İki suç makinesi adam Batı Afrika sahillerinde yaşıyor, sahte pasaport, sahte kimlik çıkarmak onlar için hiç sorun değil. Hayatları boş vermişlik üzerine kurulu ve ölüme doğru doludizgin koşuyorlar. Her nerdeyse ölümle bir an önce karşılaşmak istediklerini söylüyor olsalar da ölümle burun buruna geldiklerinde ona teslim olmak da belki istemiyorlar. Bunu da gemide geçen bir aylık dönemdeki düşüncelerinden anlayabiliyoruz.
Kinyas da Kayra da zaman zaman birbirleri hakkında delirdiklerini düşünüyor. Yine bir suç işleyip ülkeye -Türkiye’ye- dönüyorlar. Ankara’da Hilton otelinde Kinyas Kayra’yı terk ediyor. Bu kısımdan sonra hikâyelerine yalnız olarak ama çok sıklıkla birbirlerini hatırlayarak devam ediyorlar. Çünkü Kinyas ve Kayra hayatlarının sekiz yılını birlikte geçiriyor. Evlerinden kaçıyorlar ve tüm geçmişlerine sırt çeviriyorlar.
Kayra hayatına suç işlemeye devam ederek şekil vermeye çalışıyor. Onun en sonunda zihinsel ölümü için bir parayı kazanması ve kendi zihnini öldürmeye çalışmasındaki o süreci insan artık yeter ne olacaksa olsun diyerek okuyor. Kayra bana kalırsa zihnini öldürmekten çok çıldırma sınırını aşma noktasına geldi. Ve o yaşarken kendini belki de yaptığı kötülükler yüzünden hapsederek cezalandıranlardan.
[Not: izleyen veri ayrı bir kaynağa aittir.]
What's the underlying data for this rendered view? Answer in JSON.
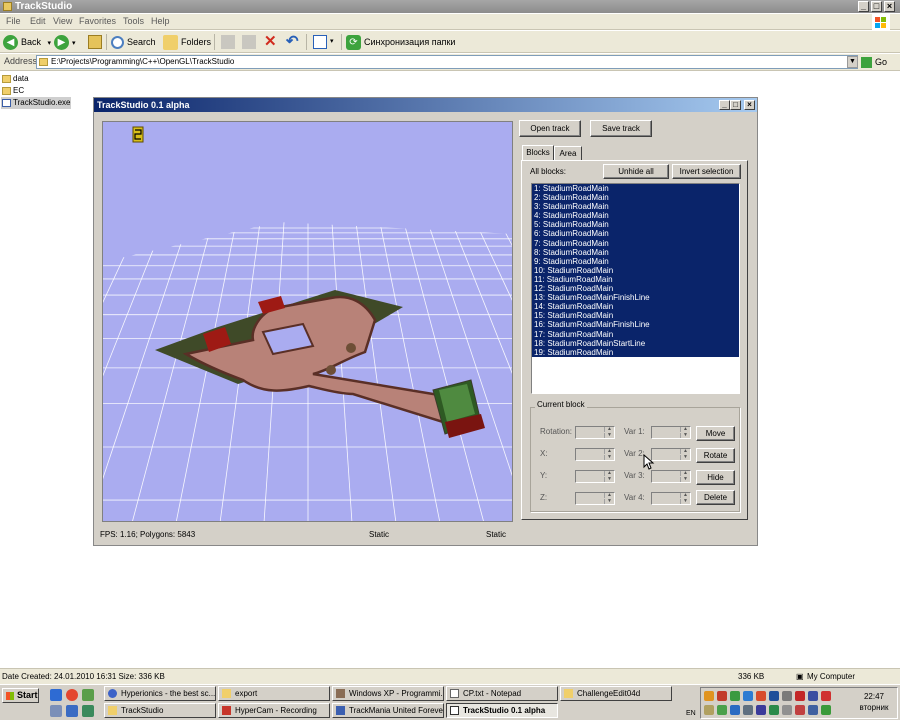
{
  "explorer": {
    "title": "TrackStudio",
    "menu": [
      "File",
      "Edit",
      "View",
      "Favorites",
      "Tools",
      "Help"
    ],
    "toolbar": {
      "back": "Back",
      "search": "Search",
      "folders": "Folders",
      "sync": "Синхронизация папки"
    },
    "address": {
      "label": "Address",
      "path": "E:\\Projects\\Programming\\C++\\OpenGL\\TrackStudio",
      "go": "Go"
    },
    "files": [
      "data",
      "EC",
      "TrackStudio.exe"
    ],
    "status": {
      "left": "Date Created: 24.01.2010 16:31 Size: 336 KB",
      "size": "336 KB",
      "location": "My Computer"
    }
  },
  "app": {
    "title": "TrackStudio 0.1 alpha",
    "buttons": {
      "open": "Open track",
      "save": "Save track",
      "unhide": "Unhide all",
      "invert": "Invert selection",
      "move": "Move",
      "rotate": "Rotate",
      "hide": "Hide",
      "delete": "Delete"
    },
    "tabs": [
      "Blocks",
      "Area"
    ],
    "all_blocks_label": "All blocks:",
    "blocks": [
      "1: StadiumRoadMain",
      "2: StadiumRoadMain",
      "3: StadiumRoadMain",
      "4: StadiumRoadMain",
      "5: StadiumRoadMain",
      "6: StadiumRoadMain",
      "7: StadiumRoadMain",
      "8: StadiumRoadMain",
      "9: StadiumRoadMain",
      "10: StadiumRoadMain",
      "11: StadiumRoadMain",
      "12: StadiumRoadMain",
      "13: StadiumRoadMainFinishLine",
      "14: StadiumRoadMain",
      "15: StadiumRoadMain",
      "16: StadiumRoadMainFinishLine",
      "17: StadiumRoadMain",
      "18: StadiumRoadMainStartLine",
      "19: StadiumRoadMain"
    ],
    "current_block": {
      "legend": "Current block",
      "fields": [
        "Rotation:",
        "X:",
        "Y:",
        "Z:"
      ],
      "vars": [
        "Var 1:",
        "Var 2:",
        "Var 3:",
        "Var 4:"
      ]
    },
    "status": {
      "fps": "FPS: 1.16; Polygons: 5843",
      "s1": "Static",
      "s2": "Static"
    }
  },
  "taskbar": {
    "start": "Start",
    "tasks_row1": [
      "Hyperionics - the best sc...",
      "export",
      "Windows XP - Programmi...",
      "CP.txt - Notepad",
      "ChallengeEdit04d"
    ],
    "tasks_row2": [
      "TrackStudio",
      "HyperCam - Recording",
      "TrackMania United Forever",
      "TrackStudio 0.1 alpha"
    ],
    "lang": "EN",
    "time": "22:47",
    "day": "вторник"
  }
}
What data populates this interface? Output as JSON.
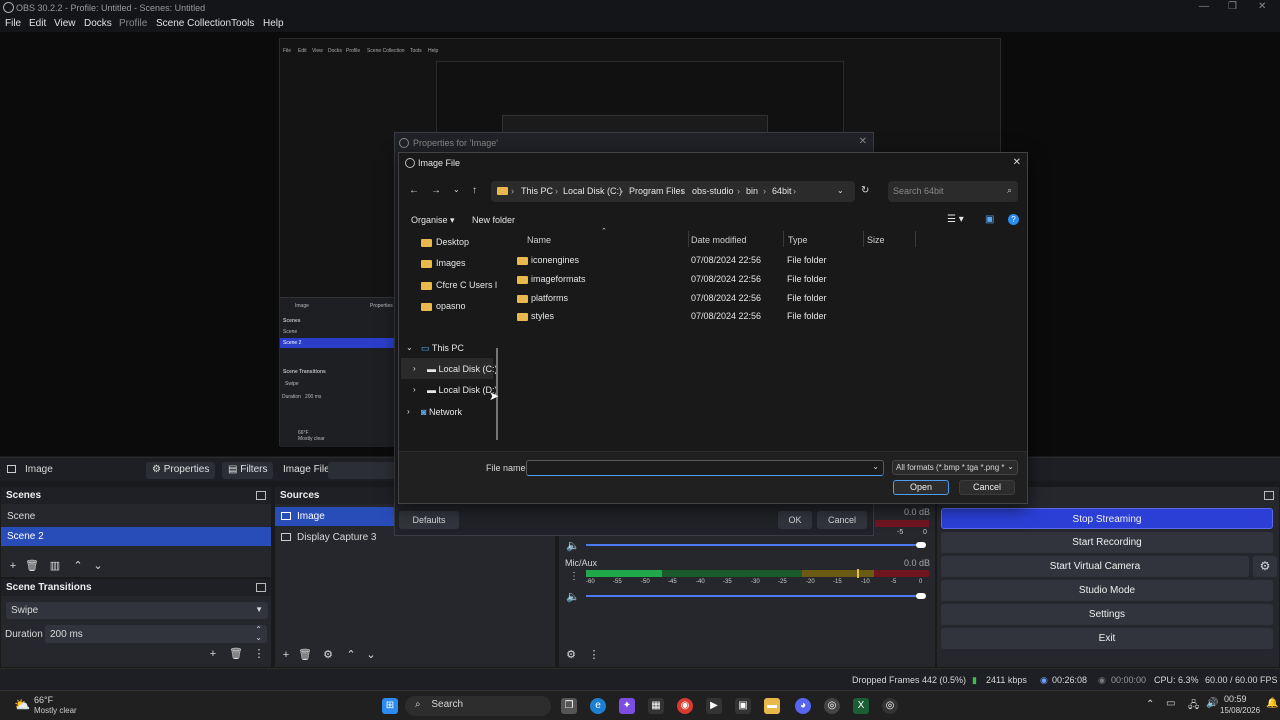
{
  "window": {
    "title": "OBS 30.2.2 - Profile: Untitled - Scenes: Untitled",
    "minimize": "—",
    "maximize": "❐",
    "close": "✕"
  },
  "menu": [
    "File",
    "Edit",
    "View",
    "Docks",
    "Profile",
    "Scene Collection",
    "Tools",
    "Help"
  ],
  "nested_preview": {
    "menu": [
      "File",
      "Edit",
      "View",
      "Docks",
      "Profile",
      "Scene Collection",
      "Tools",
      "Help"
    ],
    "sidebar": {
      "source": "Image",
      "properties": "Properties",
      "scenes_header": "Scenes",
      "scene1": "Scene",
      "scene2": "Scene 2",
      "transitions_header": "Scene Transitions",
      "transition": "Swipe",
      "duration": "Duration",
      "duration_value": "200 ms",
      "weather_temp": "66°F",
      "weather_cond": "Mostly clear"
    }
  },
  "source_toolbar": {
    "source_name": "Image",
    "properties": "Properties",
    "filters": "Filters",
    "image_file": "Image File"
  },
  "scenes": {
    "header": "Scenes",
    "items": [
      "Scene",
      "Scene 2"
    ]
  },
  "sources": {
    "header": "Sources",
    "items": [
      "Image",
      "Display Capture 3"
    ]
  },
  "transitions": {
    "header": "Scene Transitions",
    "type": "Swipe",
    "duration_label": "Duration",
    "duration_value": "200 ms"
  },
  "mixer": {
    "channel1_db": "0.0 dB",
    "channel2_name": "Mic/Aux",
    "channel2_db": "0.0 dB",
    "ticks": [
      "-60",
      "-55",
      "-50",
      "-45",
      "-40",
      "-35",
      "-30",
      "-25",
      "-20",
      "-15",
      "-10",
      "-5",
      "0"
    ],
    "ch1_ticks": [
      "-5",
      "0"
    ]
  },
  "controls": {
    "stop_streaming": "Stop Streaming",
    "start_recording": "Start Recording",
    "start_virtual_camera": "Start Virtual Camera",
    "studio_mode": "Studio Mode",
    "settings": "Settings",
    "exit": "Exit"
  },
  "status": {
    "dropped_frames": "Dropped Frames 442 (0.5%)",
    "bitrate": "2411 kbps",
    "stream_time": "00:26:08",
    "rec_time": "00:00:00",
    "cpu": "CPU: 6.3%",
    "fps": "60.00 / 60.00 FPS"
  },
  "properties_dialog": {
    "title": "Properties for 'Image'",
    "defaults": "Defaults",
    "ok": "OK",
    "cancel": "Cancel"
  },
  "file_dialog": {
    "title": "Image File",
    "breadcrumb": [
      "This PC",
      "Local Disk (C:)",
      "Program Files",
      "obs-studio",
      "bin",
      "64bit"
    ],
    "search_placeholder": "Search 64bit",
    "organise": "Organise",
    "new_folder": "New folder",
    "nav_items": [
      "Desktop",
      "Images",
      "Cfcre C Users l",
      "opasno"
    ],
    "this_pc": "This PC",
    "drive_c": "Local Disk (C:)",
    "drive_d": "Local Disk (D:)",
    "network": "Network",
    "columns": [
      "Name",
      "Date modified",
      "Type",
      "Size"
    ],
    "files": [
      {
        "name": "iconengines",
        "date": "07/08/2024 22:56",
        "type": "File folder"
      },
      {
        "name": "imageformats",
        "date": "07/08/2024 22:56",
        "type": "File folder"
      },
      {
        "name": "platforms",
        "date": "07/08/2024 22:56",
        "type": "File folder"
      },
      {
        "name": "styles",
        "date": "07/08/2024 22:56",
        "type": "File folder"
      }
    ],
    "file_name_label": "File name:",
    "file_name_value": "",
    "filter": "All formats (*.bmp *.tga *.png *",
    "open": "Open",
    "cancel": "Cancel"
  },
  "taskbar": {
    "weather_temp": "66°F",
    "weather_cond": "Mostly clear",
    "search": "Search",
    "time": "00:59",
    "date": "15/08/2026"
  }
}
Benim anlamadığım şu oldu Kayra bir odaya kafasını kazıtmış ve kıyafetlerini çıkarmış olarak girdiğinde kendi kaderine neden Anita’yı ortak ettiğiydi. Onu da romanda geçen şu cümlelerle anlamış bulundum, o kısmı da işaretlemiştim. Buraya da yazmak istiyorum. ‘‘İnsanlar…dedim fısıldayarak. Taşırlar insanları. Kundaktayken, tabuttayken. Hep taşıyacak birileri olur. Bazıları dostluktan, bazıları cepteki paradan, bazıları da içinde bulundukları sistem bir gün onlara da taşınma sırasının geleceğini söylediği için, taşırlar insanı.’’ Anita Kayra’nın cebindeki parası yüzünden ona bakmaya razı oluyor. Gerçi bir ara ona âşık olduğunu düşünse de sonradan aralarında bir ilişki yaşanamayacağını anlıyor.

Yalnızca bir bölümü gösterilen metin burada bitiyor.